この作品には大勢の著名な映画音楽の作曲家が登場します。誰もが知ってるあの音楽は、この人が作ったのか・・と、いろんな発見ができる思いますし、映画音楽を作るうえで作曲家が何を考え、どう取り組んだのかなどがわかります。登場する作曲家を何人かピックアップしましょう。
ハンス・ジマー
日本では「料理の鉄人」でおなじみになった映画音楽「バックドラフト」や、「ライオン・キング」「パイレーツ・オブ・カリビアン」「ダークナイト」など、何十本もの映画の音楽を担当した作曲家です。もともとバンドでキーボードを演奏してたので、いわゆるコテコテのクラシック畑の人ではないせいか、リズミカルかつパーカッシブで攻撃的なオーケストラを得意とする作曲家です。
この映画で、ハンス・ジマーは「”面白い作品がある”と誘われると、選ばれたことに有頂天になるが、皆が帰ると1人で青ざめるんだ。どうやればいいか分からない、電話で断りたくなる」と言っています。
もの凄く共感できますよね。作曲家と選曲家は違うけれども、仕事を受けて、1人で作品を仕上げなきゃならないのは同じ、音楽を扱うのも同じ、大きなプロジェクトになればなるほど、絶対やりたいのに、半端ないプレッシャーに耐えなきゃいけない。こんなに有名で何でもできる「力」があるハンス・ジマーでさえ、我々庶民と変わらない思いをしてるんですね。このドキュメンタリーで一番嬉しかったのは、何度も出てくるハンス・ジマーのネガティブな言葉です。夢ばかりではない、リアルな現実がちゃんと表現されていました。
ジョン・ウィリアムズ
言わずと知れた「ジョーズ」「スターウォーズ」「ET」「インディージョーンズ」「ジュラシック・パーク」「ハリーポッター」などの作曲家。

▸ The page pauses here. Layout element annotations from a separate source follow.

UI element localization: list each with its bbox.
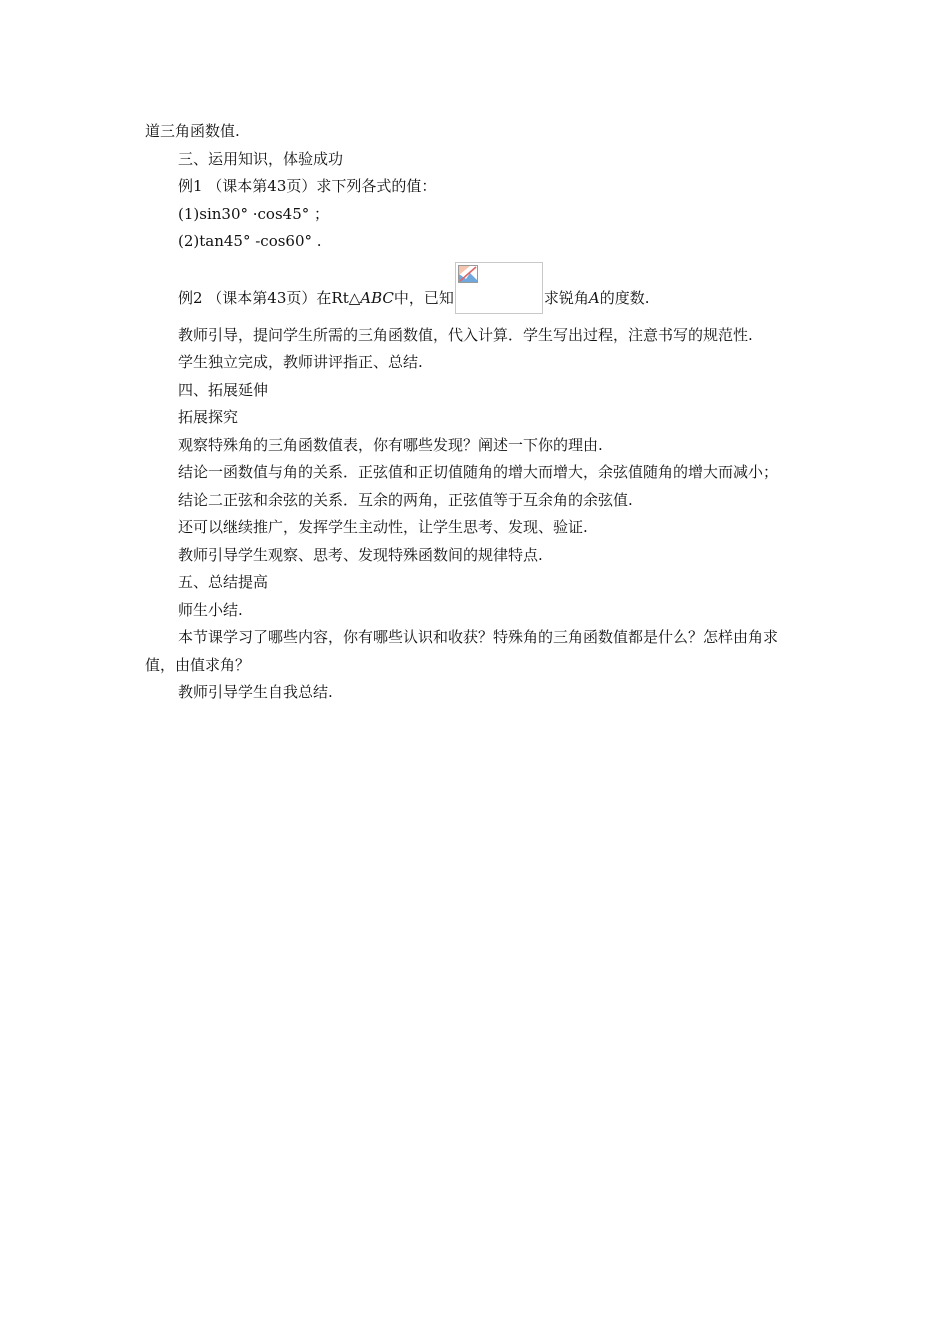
example-1-title: 例1 （课本第43页）求下列各式的值： [178, 177, 437, 195]
example-2-text-mid: 中，已知 [393, 289, 454, 307]
triangle-name: ABC [360, 289, 394, 307]
section-heading-5: 五、总结提高 [178, 573, 269, 591]
broken-image-placeholder [455, 262, 543, 314]
example-2-text-start: 例2 （课本第43页）在Rt△ [178, 289, 361, 307]
section-heading-3: 三、运用知识，体验成功 [178, 149, 344, 168]
broken-image-icon [458, 265, 478, 283]
paragraph-final: 教师引导学生自我总结. [178, 683, 333, 701]
angle-name: A [588, 289, 600, 307]
paragraph-conclusion-2: 结论二正弦和余弦的关系．互余的两角，正弦值等于互余角的余弦值. [178, 490, 633, 509]
paragraph-conclusion-1: 结论一函数值与角的关系．正弦值和正切值随角的增大而增大，余弦值随角的增大而减小； [178, 463, 779, 481]
example-1-item-2: (2)tan45° -cos60° . [178, 232, 322, 250]
document-body [145, 118, 805, 707]
example-1-item-1: (1)sin30° ·cos45° ； [178, 204, 330, 223]
summary-title: 师生小结. [178, 600, 243, 619]
text-line: 道三角函数值. [145, 122, 240, 140]
explore-title: 拓展探究 [178, 408, 239, 426]
section-heading-4: 四、拓展延伸 [178, 380, 269, 399]
example-2-text-end: 求锐角 [543, 289, 589, 307]
paragraph-question: 本节课学习了哪些内容，你有哪些认识和收获？特殊角的三角函数值都是什么？怎样由角求值，由值求角？ [145, 628, 779, 674]
paragraph-teacher-observe: 教师引导学生观察、思考、发现特殊函数间的规律特点. [178, 545, 543, 564]
paragraph-observe: 观察特殊角的三角函数值表，你有哪些发现？阐述一下你的理由. [178, 435, 603, 454]
paragraph-teacher-guide: 教师引导，提问学生所需的三角函数值，代入计算．学生写出过程，注意书写的规范性. [178, 325, 753, 344]
paragraph-extend: 还可以继续推广，发挥学生主动性，让学生思考、发现、验证. [178, 518, 588, 536]
example-2-line [145, 260, 805, 314]
paragraph-independent: 学生独立完成，教师讲评指正、总结. [178, 353, 423, 371]
example-2-text-tail: 的度数. [599, 289, 650, 307]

「すばらしき映画音楽たち」では、いかにジョン・ウィリアムズが凄い人か、どんなに凄い映画音楽を作ってみせたか、そして今の作曲家たちに影響を与えたかを、さまざまなインタビューであきらかにしています。「ET」の音楽の表現を細かく分析して、何を表現しているのか、映画を見る人にどんな効果をあたえるかに迫っています。
スティーブン・スピルバーグとジョン・ウィリアムズの、昔のフィルムでの音楽打ち合わせの様子や(カメラが回っているから、本気ではないだろうけど)ジョン・ウィリアムズを称えるインタビューなどを聞くと、ネガティブなハンス・ジマーと違ってポジティブな世界に触れられて、こんな世界で仕事がしたいなぁと思わせられます。
ジョン・デブニー
「スパイキッズ」「チキン・リトル」「アイアンマン2」の作曲家です。
彼は「演奏者とのセッションが生きがいだ」と、レコーディングのときに、自ら指揮をすることに拘ります。最近は作曲家自ら指揮をすることが減り、監督や他のスタッフと同じ場所で、一緒に音楽聞きながらジャッジしていきますが(まぁむしろ自然な感じがしますが)、演奏家側に居ることで、より音楽を感じる立場でいたいのでしょう。音楽を作るという意味では、自分で指揮する方が、より演奏家に伝わりますし、レベルも上がるでしょう。が、監督と一緒に聞くことで、監督が求める表現を より知ることができるので、どっちを取るかでしょうね。
などなど、いろんな作曲家がいろんなアプローチをするのも面白いですし、ひたすら表現を求めて楽器を揃えるなど「それ必要?」と思えることをする作曲家も面白い。
映画音楽の歴史も学べるし、是非見て欲しいドキュメンタリー映画です。
サウンドトラック
ライアン・トーバート
この映画の音楽担当はライアン・トーバート。ドキュメンタリーでしかも作曲家が出てきて、その作品の音楽がバンバン流れるのに、音楽担当って?ひょっとして選曲家?と思ったのですが、作曲家でした。
どんな方かはよく知りません(ごめんなさい)が、いろいろ調べていて、なんと「すばらしき映画音楽たち」のサントラ盤も出ていることがわかりました。つまり「すばらしき映画音楽たち」という映画音楽ドキュメンタリー作品の映画音楽を作ったんですね。
Amazon Musicで「Score: A Film Music Documentary (Original Soundtrack)」というタイトルで出ていますので、興味ある方はどうぞ。